Des familles se sont débarrassées de leurs enfants en bas âge (6 ans) et les ont confiés à l’Etat japonais, au nom de l’intérêt général. Internés et pris en charge totalement, ces enfants ont travaillé durant des vingtaines d’années sur les Télé-technologies qui ont permis, en grande partie aujourd’hui, au Japon (là où on trouve le plus grand nombre d’ingénieur au mètre carré) d’occuper la place de 3éme puissance économique mondiale. Seulement à côté du slogan « Travailler, encore travailler, toujours travailler », ne faudrait-il pas lui adjoindre « Communiquer, encore communiquer, toujours communiquer ». Car, depuis 2000, le ratio entre les erreurs et fautes de gestion de l’Alternance (ses errements) sur ses réalisations et choix économiques (ses bons points) est positif dans l’ensemble. Cela veut dire que Wade tient la baraque économique du Sénégal.

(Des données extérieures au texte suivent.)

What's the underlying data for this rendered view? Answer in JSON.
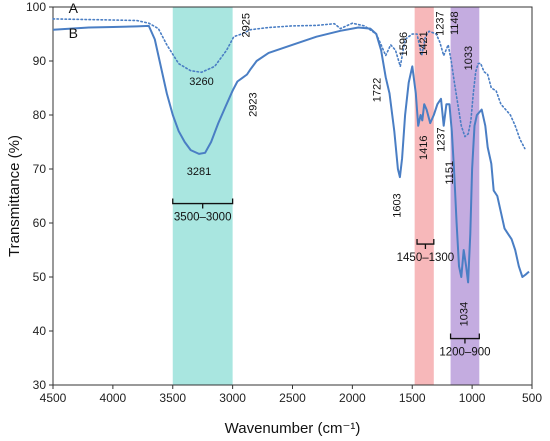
{
  "chart_data": {
    "type": "line",
    "title": "",
    "xlabel": "Wavenumber (cm⁻¹)",
    "ylabel": "Transmittance (%)",
    "xlim": [
      4500,
      500
    ],
    "x_reversed": true,
    "ylim": [
      30,
      100
    ],
    "x_ticks": [
      4500,
      4000,
      3500,
      3000,
      2500,
      2000,
      1500,
      1000,
      500
    ],
    "y_ticks": [
      30,
      40,
      50,
      60,
      70,
      80,
      90,
      100
    ],
    "grid": false,
    "colors": {
      "line": "#4a7ec4",
      "teal": "#a9e6e0",
      "pink": "#f7b8ba",
      "purple": "#c4ace0"
    },
    "bands": [
      {
        "from": 3500,
        "to": 3000,
        "color": "teal",
        "label": "3500–3000"
      },
      {
        "from": 1480,
        "to": 1320,
        "color": "pink",
        "label": "1450–1300"
      },
      {
        "from": 1180,
        "to": 940,
        "color": "purple",
        "label": "1200–900"
      }
    ],
    "series": [
      {
        "name": "A",
        "style": "dotted",
        "points": [
          [
            4500,
            97.8
          ],
          [
            4000,
            97.6
          ],
          [
            3800,
            97.5
          ],
          [
            3700,
            97
          ],
          [
            3620,
            96
          ],
          [
            3550,
            93
          ],
          [
            3450,
            89.5
          ],
          [
            3350,
            88.2
          ],
          [
            3260,
            87.9
          ],
          [
            3150,
            89
          ],
          [
            3050,
            92
          ],
          [
            2990,
            94.5
          ],
          [
            2925,
            95
          ],
          [
            2850,
            95.8
          ],
          [
            2700,
            96.2
          ],
          [
            2500,
            96.5
          ],
          [
            2300,
            96.6
          ],
          [
            2150,
            96.9
          ],
          [
            2100,
            96
          ],
          [
            2000,
            97
          ],
          [
            1900,
            96.5
          ],
          [
            1800,
            95
          ],
          [
            1760,
            93
          ],
          [
            1722,
            91
          ],
          [
            1680,
            93
          ],
          [
            1640,
            92
          ],
          [
            1600,
            89
          ],
          [
            1560,
            94
          ],
          [
            1500,
            95
          ],
          [
            1460,
            95
          ],
          [
            1421,
            91
          ],
          [
            1390,
            94.5
          ],
          [
            1360,
            95.5
          ],
          [
            1300,
            95
          ],
          [
            1270,
            93.5
          ],
          [
            1237,
            91
          ],
          [
            1200,
            93
          ],
          [
            1175,
            90
          ],
          [
            1148,
            86
          ],
          [
            1120,
            82
          ],
          [
            1090,
            78
          ],
          [
            1060,
            76
          ],
          [
            1033,
            76.5
          ],
          [
            1010,
            79
          ],
          [
            990,
            84
          ],
          [
            970,
            88
          ],
          [
            950,
            89.5
          ],
          [
            930,
            89.6
          ],
          [
            900,
            88
          ],
          [
            870,
            87.5
          ],
          [
            840,
            85
          ],
          [
            800,
            84.5
          ],
          [
            760,
            82
          ],
          [
            720,
            81
          ],
          [
            680,
            80
          ],
          [
            640,
            78
          ],
          [
            600,
            75.5
          ],
          [
            560,
            73.8
          ]
        ]
      },
      {
        "name": "B",
        "style": "solid",
        "points": [
          [
            4500,
            95.8
          ],
          [
            4200,
            96.2
          ],
          [
            4000,
            96.3
          ],
          [
            3800,
            96.4
          ],
          [
            3700,
            96.5
          ],
          [
            3650,
            94
          ],
          [
            3600,
            89
          ],
          [
            3550,
            84
          ],
          [
            3500,
            80
          ],
          [
            3450,
            77
          ],
          [
            3400,
            75
          ],
          [
            3350,
            73.5
          ],
          [
            3281,
            72.8
          ],
          [
            3230,
            73
          ],
          [
            3180,
            75
          ],
          [
            3120,
            78.5
          ],
          [
            3060,
            81.5
          ],
          [
            3000,
            84.5
          ],
          [
            2960,
            86.2
          ],
          [
            2923,
            86.8
          ],
          [
            2880,
            87.5
          ],
          [
            2850,
            88.5
          ],
          [
            2800,
            90
          ],
          [
            2700,
            91.5
          ],
          [
            2500,
            93
          ],
          [
            2300,
            94.5
          ],
          [
            2100,
            95.6
          ],
          [
            1950,
            96.2
          ],
          [
            1850,
            96
          ],
          [
            1800,
            95
          ],
          [
            1760,
            92
          ],
          [
            1722,
            87
          ],
          [
            1690,
            84
          ],
          [
            1650,
            77
          ],
          [
            1620,
            70
          ],
          [
            1603,
            68.5
          ],
          [
            1585,
            72
          ],
          [
            1560,
            80
          ],
          [
            1530,
            86
          ],
          [
            1500,
            89
          ],
          [
            1470,
            84
          ],
          [
            1450,
            78
          ],
          [
            1430,
            80
          ],
          [
            1416,
            79
          ],
          [
            1400,
            82
          ],
          [
            1380,
            81
          ],
          [
            1350,
            78.5
          ],
          [
            1320,
            80
          ],
          [
            1290,
            82
          ],
          [
            1260,
            83
          ],
          [
            1237,
            78
          ],
          [
            1215,
            82
          ],
          [
            1190,
            82
          ],
          [
            1170,
            77
          ],
          [
            1151,
            70
          ],
          [
            1130,
            60
          ],
          [
            1110,
            52
          ],
          [
            1090,
            50
          ],
          [
            1070,
            55
          ],
          [
            1050,
            52
          ],
          [
            1034,
            49
          ],
          [
            1015,
            58
          ],
          [
            1000,
            70
          ],
          [
            980,
            78
          ],
          [
            960,
            80
          ],
          [
            940,
            80.5
          ],
          [
            920,
            81
          ],
          [
            890,
            78
          ],
          [
            870,
            74
          ],
          [
            840,
            71
          ],
          [
            820,
            66
          ],
          [
            790,
            65
          ],
          [
            760,
            62
          ],
          [
            730,
            59
          ],
          [
            700,
            58
          ],
          [
            670,
            57
          ],
          [
            640,
            55
          ],
          [
            610,
            52
          ],
          [
            580,
            50
          ],
          [
            550,
            50.5
          ],
          [
            525,
            51
          ]
        ]
      }
    ],
    "series_labels": [
      {
        "name": "A",
        "x": 4330,
        "y": 98.9
      },
      {
        "name": "B",
        "x": 4330,
        "y": 94.3
      }
    ],
    "annotations": [
      {
        "text": "3260",
        "x": 3260,
        "y": 85.6,
        "rotate": false
      },
      {
        "text": "3281",
        "x": 3281,
        "y": 68.9,
        "rotate": false
      },
      {
        "text": "2925",
        "x": 2860,
        "y": 98.9,
        "rotate": true
      },
      {
        "text": "2923",
        "x": 2800,
        "y": 84.2,
        "rotate": true
      },
      {
        "text": "1722",
        "x": 1765,
        "y": 86.9,
        "rotate": true
      },
      {
        "text": "1596",
        "x": 1545,
        "y": 95.4,
        "rotate": true
      },
      {
        "text": "1603",
        "x": 1600,
        "y": 65.5,
        "rotate": true
      },
      {
        "text": "1421",
        "x": 1378,
        "y": 95.5,
        "rotate": true
      },
      {
        "text": "1416",
        "x": 1378,
        "y": 76.2,
        "rotate": true
      },
      {
        "text": "1237",
        "x": 1238,
        "y": 99.2,
        "rotate": true
      },
      {
        "text": "1148",
        "x": 1116,
        "y": 99.2,
        "rotate": true
      },
      {
        "text": "1237",
        "x": 1230,
        "y": 77.7,
        "rotate": true
      },
      {
        "text": "1151",
        "x": 1160,
        "y": 71.5,
        "rotate": true
      },
      {
        "text": "1033",
        "x": 1000,
        "y": 92.8,
        "rotate": true
      },
      {
        "text": "1034",
        "x": 1038,
        "y": 45.4,
        "rotate": true
      }
    ],
    "range_labels": [
      {
        "text": "3500–3000",
        "from": 3500,
        "to": 3000,
        "y": 63.6
      },
      {
        "text": "1450–1300",
        "from": 1460,
        "to": 1320,
        "y": 56.1
      },
      {
        "text": "1200–900",
        "from": 1180,
        "to": 940,
        "y": 38.6
      }
    ]
  }
}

La volonté de Wade à réaliser ses choix et visions économiques passe par une stabilité sociale, par une Méta-économie, laquelle dépendra en grande partie, de sa capacité à communiquer avec une bonne frange du Peuple sénégalais, à qui on n’a pas expliqué jusqu’ici, à sa juste valeur, les enjeux de ces choix économiques. Seulement, cette Communication- échange, jusqu’à ce qu’il y ait épuisement des facultés réciproques de convictions, repose d’abord, sur beaucoup plus de rigueur de la part des Gouvernants, du sommet à la base, dans la gestion des derniers publics. Car, le Peuple juge sur pièces et sur actes, les « hauts d’en hauts » avant d’adhérer à toute vision ou projet économique.
Des chefs d’Etat, sur le continent africain, ont réussi à communiquer avec une bonne frange de leurs Peuples jusqu’à les amener à épouser les contours de leurs visions du développement économique. Même si, l’unanimité n’est pas de ce monde, des Chefs d’Etat africains ont réussi à s’appuyer sur un levier (l’Agriculture), pour fédérer les énergies et la disponibilité de leurs Peuples.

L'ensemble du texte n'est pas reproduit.